National Center for Applied Mathematics in Chongqing, Chongqing Normal University, Chongqing, China.
School of Mechanical and Vehicle Engineering, Chongqing University, Chongqing, China.
PLoS One. 2023 Oct 31;18(10):e0293318. doi: 10.1371/journal.pone.0293318. eCollection 2023.

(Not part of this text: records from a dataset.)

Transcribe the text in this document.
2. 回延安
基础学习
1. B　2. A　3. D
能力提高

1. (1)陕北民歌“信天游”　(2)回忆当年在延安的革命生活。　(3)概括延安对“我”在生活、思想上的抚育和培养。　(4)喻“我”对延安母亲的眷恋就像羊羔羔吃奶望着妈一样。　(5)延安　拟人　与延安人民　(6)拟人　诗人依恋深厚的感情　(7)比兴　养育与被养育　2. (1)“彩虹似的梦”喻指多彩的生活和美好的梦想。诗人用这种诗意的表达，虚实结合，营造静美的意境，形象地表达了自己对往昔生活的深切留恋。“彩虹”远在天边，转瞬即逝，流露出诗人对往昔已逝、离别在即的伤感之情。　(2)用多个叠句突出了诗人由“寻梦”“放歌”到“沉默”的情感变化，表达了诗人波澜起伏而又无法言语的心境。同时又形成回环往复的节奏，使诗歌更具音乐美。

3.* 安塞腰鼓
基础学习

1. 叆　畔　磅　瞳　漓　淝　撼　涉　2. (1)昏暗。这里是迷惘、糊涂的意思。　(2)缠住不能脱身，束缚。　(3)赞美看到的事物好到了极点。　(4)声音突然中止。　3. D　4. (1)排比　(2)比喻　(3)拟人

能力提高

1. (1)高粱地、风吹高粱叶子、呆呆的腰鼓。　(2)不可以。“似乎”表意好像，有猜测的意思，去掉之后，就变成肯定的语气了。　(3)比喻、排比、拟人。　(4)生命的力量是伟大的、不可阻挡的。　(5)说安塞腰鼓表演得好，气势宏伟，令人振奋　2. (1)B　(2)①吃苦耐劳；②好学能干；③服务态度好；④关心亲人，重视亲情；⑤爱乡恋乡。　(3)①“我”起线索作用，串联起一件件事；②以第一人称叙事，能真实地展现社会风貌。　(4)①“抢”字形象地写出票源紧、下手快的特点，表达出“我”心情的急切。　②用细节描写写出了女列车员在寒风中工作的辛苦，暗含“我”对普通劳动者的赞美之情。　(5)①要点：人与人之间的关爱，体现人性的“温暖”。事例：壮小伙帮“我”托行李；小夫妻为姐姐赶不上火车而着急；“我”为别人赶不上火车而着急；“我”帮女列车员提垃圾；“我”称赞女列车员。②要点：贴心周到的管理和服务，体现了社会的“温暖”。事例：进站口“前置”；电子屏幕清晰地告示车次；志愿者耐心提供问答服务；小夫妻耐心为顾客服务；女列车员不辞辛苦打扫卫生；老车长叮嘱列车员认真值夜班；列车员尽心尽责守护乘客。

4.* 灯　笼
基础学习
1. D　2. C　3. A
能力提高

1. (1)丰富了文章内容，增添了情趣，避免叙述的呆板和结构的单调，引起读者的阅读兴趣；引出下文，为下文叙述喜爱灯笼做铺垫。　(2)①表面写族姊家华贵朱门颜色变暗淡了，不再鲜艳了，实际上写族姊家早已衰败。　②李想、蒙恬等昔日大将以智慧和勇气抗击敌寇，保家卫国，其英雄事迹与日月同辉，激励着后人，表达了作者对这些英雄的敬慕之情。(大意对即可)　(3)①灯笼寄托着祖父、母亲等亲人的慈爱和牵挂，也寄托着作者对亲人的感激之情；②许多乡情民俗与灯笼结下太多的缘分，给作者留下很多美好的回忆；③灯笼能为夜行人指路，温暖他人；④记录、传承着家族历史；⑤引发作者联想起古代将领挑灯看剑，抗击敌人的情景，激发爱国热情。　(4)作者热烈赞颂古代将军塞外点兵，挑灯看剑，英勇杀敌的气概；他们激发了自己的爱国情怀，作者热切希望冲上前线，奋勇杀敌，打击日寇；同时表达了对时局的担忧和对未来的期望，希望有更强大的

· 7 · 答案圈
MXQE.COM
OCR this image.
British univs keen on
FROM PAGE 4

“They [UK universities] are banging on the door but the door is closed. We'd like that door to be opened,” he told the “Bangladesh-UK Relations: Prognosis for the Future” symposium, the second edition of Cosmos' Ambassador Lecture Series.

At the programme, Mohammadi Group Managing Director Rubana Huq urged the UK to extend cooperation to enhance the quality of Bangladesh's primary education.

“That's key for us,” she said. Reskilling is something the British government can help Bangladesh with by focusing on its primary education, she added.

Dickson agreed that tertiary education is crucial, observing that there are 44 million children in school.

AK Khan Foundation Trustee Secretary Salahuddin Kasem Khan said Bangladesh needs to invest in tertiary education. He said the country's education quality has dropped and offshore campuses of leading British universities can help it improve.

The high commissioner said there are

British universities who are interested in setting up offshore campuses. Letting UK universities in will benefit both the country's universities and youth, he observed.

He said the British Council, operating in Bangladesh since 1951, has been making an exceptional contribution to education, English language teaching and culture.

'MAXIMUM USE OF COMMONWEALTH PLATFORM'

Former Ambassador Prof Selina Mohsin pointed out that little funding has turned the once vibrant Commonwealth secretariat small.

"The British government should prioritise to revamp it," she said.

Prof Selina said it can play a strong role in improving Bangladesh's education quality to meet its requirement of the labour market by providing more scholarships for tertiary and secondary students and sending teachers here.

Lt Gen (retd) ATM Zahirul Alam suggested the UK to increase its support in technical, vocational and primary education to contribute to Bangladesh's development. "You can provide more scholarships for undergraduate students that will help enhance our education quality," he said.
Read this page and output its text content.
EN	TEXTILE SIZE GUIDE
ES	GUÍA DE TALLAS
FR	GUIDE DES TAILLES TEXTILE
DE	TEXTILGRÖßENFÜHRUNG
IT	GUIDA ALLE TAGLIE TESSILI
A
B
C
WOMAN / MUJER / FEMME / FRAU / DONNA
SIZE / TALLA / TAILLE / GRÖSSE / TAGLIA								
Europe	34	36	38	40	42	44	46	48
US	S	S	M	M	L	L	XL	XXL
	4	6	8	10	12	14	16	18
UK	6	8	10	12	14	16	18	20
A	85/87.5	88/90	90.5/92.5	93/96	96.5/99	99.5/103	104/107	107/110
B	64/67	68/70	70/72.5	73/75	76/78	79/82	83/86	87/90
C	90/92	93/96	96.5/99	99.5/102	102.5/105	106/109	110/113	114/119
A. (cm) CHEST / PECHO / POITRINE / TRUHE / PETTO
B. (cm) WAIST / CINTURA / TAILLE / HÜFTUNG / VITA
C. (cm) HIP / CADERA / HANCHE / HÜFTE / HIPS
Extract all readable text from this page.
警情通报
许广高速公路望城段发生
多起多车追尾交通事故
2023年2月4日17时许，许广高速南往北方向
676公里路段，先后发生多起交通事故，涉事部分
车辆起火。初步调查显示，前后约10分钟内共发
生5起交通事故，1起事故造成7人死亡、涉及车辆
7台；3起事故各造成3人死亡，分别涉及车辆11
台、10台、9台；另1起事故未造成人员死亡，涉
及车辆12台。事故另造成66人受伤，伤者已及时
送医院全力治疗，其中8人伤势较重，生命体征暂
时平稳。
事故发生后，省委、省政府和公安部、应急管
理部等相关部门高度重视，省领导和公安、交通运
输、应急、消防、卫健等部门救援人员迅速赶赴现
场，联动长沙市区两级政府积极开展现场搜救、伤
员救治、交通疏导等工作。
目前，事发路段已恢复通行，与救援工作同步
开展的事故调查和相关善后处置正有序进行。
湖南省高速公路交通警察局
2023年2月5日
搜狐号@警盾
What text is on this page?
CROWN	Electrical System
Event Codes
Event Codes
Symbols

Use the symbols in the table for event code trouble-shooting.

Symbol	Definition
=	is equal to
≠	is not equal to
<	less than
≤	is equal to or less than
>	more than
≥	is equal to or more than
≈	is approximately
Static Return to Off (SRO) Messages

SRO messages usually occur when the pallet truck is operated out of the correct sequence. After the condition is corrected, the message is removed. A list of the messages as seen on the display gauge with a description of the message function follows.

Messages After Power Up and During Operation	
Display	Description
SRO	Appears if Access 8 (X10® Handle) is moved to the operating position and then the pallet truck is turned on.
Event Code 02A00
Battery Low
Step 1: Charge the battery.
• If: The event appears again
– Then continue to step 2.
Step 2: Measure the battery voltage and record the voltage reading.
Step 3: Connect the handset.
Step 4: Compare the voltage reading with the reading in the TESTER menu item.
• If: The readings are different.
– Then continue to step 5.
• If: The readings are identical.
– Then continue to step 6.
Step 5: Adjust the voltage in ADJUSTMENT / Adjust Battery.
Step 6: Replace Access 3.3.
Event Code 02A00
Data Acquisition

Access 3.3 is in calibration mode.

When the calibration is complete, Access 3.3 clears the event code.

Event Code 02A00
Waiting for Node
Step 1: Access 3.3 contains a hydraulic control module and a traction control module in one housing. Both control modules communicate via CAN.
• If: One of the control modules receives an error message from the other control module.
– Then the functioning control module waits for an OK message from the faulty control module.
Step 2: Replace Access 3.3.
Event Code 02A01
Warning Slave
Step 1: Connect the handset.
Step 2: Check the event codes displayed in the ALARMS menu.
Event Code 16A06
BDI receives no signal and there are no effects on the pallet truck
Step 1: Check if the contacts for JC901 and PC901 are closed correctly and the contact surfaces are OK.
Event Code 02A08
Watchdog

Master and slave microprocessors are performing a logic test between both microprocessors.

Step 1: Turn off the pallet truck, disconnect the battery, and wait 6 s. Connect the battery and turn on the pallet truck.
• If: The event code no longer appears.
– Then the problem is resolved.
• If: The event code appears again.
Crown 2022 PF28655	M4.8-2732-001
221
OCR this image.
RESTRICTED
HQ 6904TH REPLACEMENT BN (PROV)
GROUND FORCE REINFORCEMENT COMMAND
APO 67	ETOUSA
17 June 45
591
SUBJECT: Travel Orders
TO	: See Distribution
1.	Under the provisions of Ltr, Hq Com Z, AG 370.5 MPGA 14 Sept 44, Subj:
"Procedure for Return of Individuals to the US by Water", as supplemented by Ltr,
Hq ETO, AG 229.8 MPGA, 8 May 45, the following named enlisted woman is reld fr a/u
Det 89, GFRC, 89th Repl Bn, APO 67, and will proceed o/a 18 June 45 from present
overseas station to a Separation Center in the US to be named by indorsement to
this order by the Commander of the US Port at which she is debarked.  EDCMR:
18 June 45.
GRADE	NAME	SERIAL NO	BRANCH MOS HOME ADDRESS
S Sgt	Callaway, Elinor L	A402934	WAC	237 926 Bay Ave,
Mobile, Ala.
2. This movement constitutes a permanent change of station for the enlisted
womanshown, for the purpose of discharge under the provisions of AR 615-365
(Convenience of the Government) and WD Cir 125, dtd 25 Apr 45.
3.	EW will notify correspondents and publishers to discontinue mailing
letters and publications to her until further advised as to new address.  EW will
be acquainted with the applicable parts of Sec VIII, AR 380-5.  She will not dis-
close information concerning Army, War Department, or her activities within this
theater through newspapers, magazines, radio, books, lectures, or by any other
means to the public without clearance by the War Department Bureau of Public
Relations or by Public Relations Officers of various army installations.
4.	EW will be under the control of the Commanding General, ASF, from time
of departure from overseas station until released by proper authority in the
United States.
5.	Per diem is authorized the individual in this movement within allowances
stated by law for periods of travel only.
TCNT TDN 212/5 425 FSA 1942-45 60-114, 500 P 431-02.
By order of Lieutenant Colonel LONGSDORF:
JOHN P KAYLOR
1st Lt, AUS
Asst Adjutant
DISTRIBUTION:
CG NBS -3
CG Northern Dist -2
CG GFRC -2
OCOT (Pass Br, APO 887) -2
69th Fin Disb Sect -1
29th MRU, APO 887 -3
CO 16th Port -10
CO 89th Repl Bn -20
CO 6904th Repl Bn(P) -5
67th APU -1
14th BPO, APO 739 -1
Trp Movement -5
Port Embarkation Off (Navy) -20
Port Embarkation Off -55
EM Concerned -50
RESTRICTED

Surrogate models are commonly used as a substitute for the computation-intensive simulations in design optimization. However, building a high-accuracy surrogate model with limited samples remains a challenging task. In this paper, a novel adaptive-weight ensemble surrogate modeling method is proposed to address this challenge. Instead of using a single error metric, the proposed method takes into account the position of the prediction sample, the mixture error metric and the learning characteristics of the component surrogate models. The effectiveness of proposed ensemble models are tested on five highly nonlinear benchmark functions and a finite element model for the analysis of the frequency response of an automotive exhaust pipe. Comparative results demonstrate the effectiveness and promising potential of proposed method in achieving higher accuracy.
代理模型通常被用作设计优化中计算密集型模拟的替代品。然而,用有限的样本构建高精度的代理模型仍然是一项具有挑战性的任务。在本文中,提出了一种新的自适应权重集成代理建模方法来解决这一挑战。与使用单一误差度量不同,所提出的方法考虑了预测样本的位置、混合误差度量以及组成代理模型的学习特性。所提出的集成模型的有效性在五个高度非线性基准函数和一个用于分析汽车排气管频率响应的有限元模型上进行了测试。比较结果表明了所提出的方法在提高精度方面的有效性和潜力。